Caplacizumab-related features and clinical endpoints.
| Variables | N = 26 |
|---|---|
| Time to receive the first dose of caplacizumab after TPE start, (d) median (IQR)a | 1 (0-8) |
| Length of caplacizumab treatment after the end of daily TPE, (d) median (IQR)b,i | 26 (18-30) |
| Time to first normalization of platelet count after caplacizumab start, (d) median (IQR)b | 4 (3-4) |
| Time to clinical response after caplacizumab start, (d) median (IQR) | 6 (5-7) |
| Total no. of TPE procedures to achieve clinical response, median (IQR) | 7 (6-14) |
| Total days of TPE to achieve clinical response, median (IQR)b | 8 (6-14.8) |
| Total length of hospital stay, (d) median (IQR)c | 18 (9-29) |
| ICU admission, n (%) | 5 (19.2) |
| ICU stay, (d) median (IQR) | 13 (8-15) |
| Clinical response, n (%) | 26 (100) |
| Acute clinical exacerbation after caplacizumab start, n (%)d,j | 1 (4.3) |
| Clinical remission, n (%) | 26 (100) |
| Partial ADAMTS-13 remission in total observational time, n (%)e | 22 (91.7) |
| Total ADAMTS-13 remission in total observational time, n (%)e | 19 (79.2) |
| Partial ADAMTS-13 remission within 30 d after caplacizumab stop, n (%)f | 17 (81.0) |
| Total ADAMTS-13 remission within 30 d after caplacizumab stop, n (%)f | 13 (56.5) |
| ADAMTS-13 activity level at caplacizumab stopf | |
| <20 IU/dL, n (%)g | 6 (27.3) |
| 20 IU/dL<ADAMTS-13<45 IU/dL, n (%) | 7 (31.8) |
| ≥45 IU/dL, n (%) | 9 (40.9) |
| Caplacizumab-related adverse events leading to drug discontinuation | 2 (7.7) |
| Caplacizumab-related major bleeding episodesh | 2 (7.7) |
For the patient treated with a TPE-free approach, the time to receive the first dose of caplacizumab has been considered since episode onset. For patients admitted also to ICU, as total length of hospital stay we considered the total number of days (both in ICU and not in ICU).

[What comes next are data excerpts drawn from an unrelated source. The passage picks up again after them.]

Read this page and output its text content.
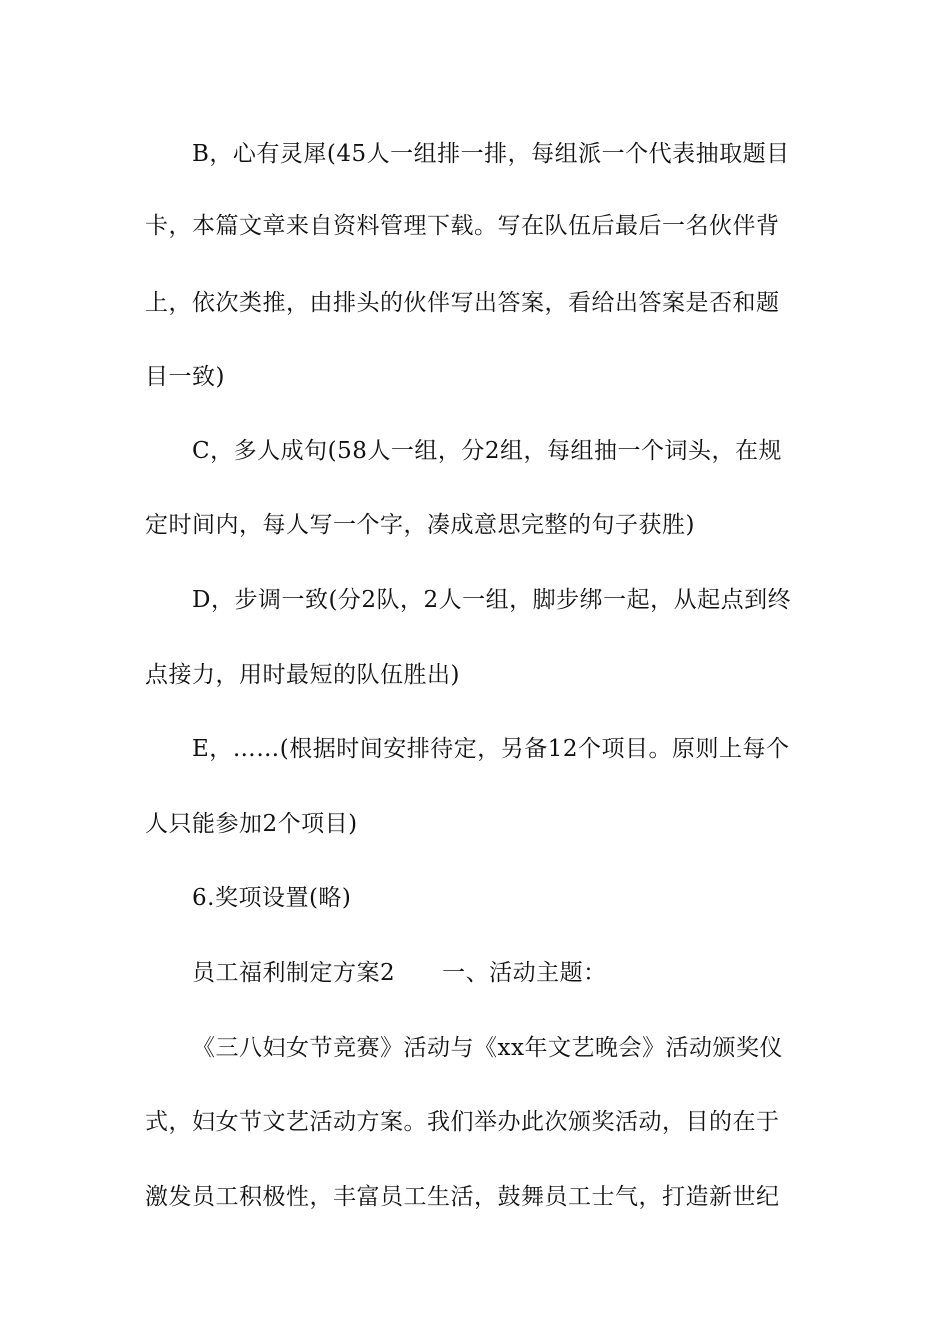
B，心有灵犀(45人一组排一排，每组派一个代表抽取题目
卡，本篇文章来自资料管理下载。写在队伍后最后一名伙伴背
上，依次类推，由排头的伙伴写出答案，看给出答案是否和题
目一致)
C，多人成句(58人一组，分2组，每组抽一个词头，在规
定时间内，每人写一个字，凑成意思完整的句子获胜)
D，步调一致(分2队，2人一组，脚步绑一起，从起点到终
点接力，用时最短的队伍胜出)
E，……(根据时间安排待定，另备12个项目。原则上每个
人只能参加2个项目)
6.奖项设置(略)
员工福利制定方案2　　一、活动主题：
《三八妇女节竞赛》活动与《xx年文艺晚会》活动颁奖仪
式，妇女节文艺活动方案。我们举办此次颁奖活动，目的在于
激发员工积极性，丰富员工生活，鼓舞员工士气，打造新世纪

ICU, intensive care unit; TPE, therapeutic plasma exchange.
Available in 25 patients;
available in 22 patients;
available in 21 patients;
available in 23 patients;
available in 24 patients;
these proportions became 77% (partial) and 57% (total) in the 15 patients treated with caplacizumab upfront;
undetectable in 3 patients (8 IU/dL, 10 IU/dL and 11 IU/dL);
defined based on the ISTH criteria employed for non-surgical patients; more details are reported in the Supporting information.
The ADAMTS13 response allowed to discontinue caplacizumab before 30 days after the end of daily TPE in about 70% of cases. Adverse drug reactions and drug cost-related issues may explain the early discontinuation in the other cases.
The patient who exacerbated had started caplacizumab 59 days after TPE initiation for a refractory disease and, at caplacizumab stop, ADAMTS13 activity was still undetectable.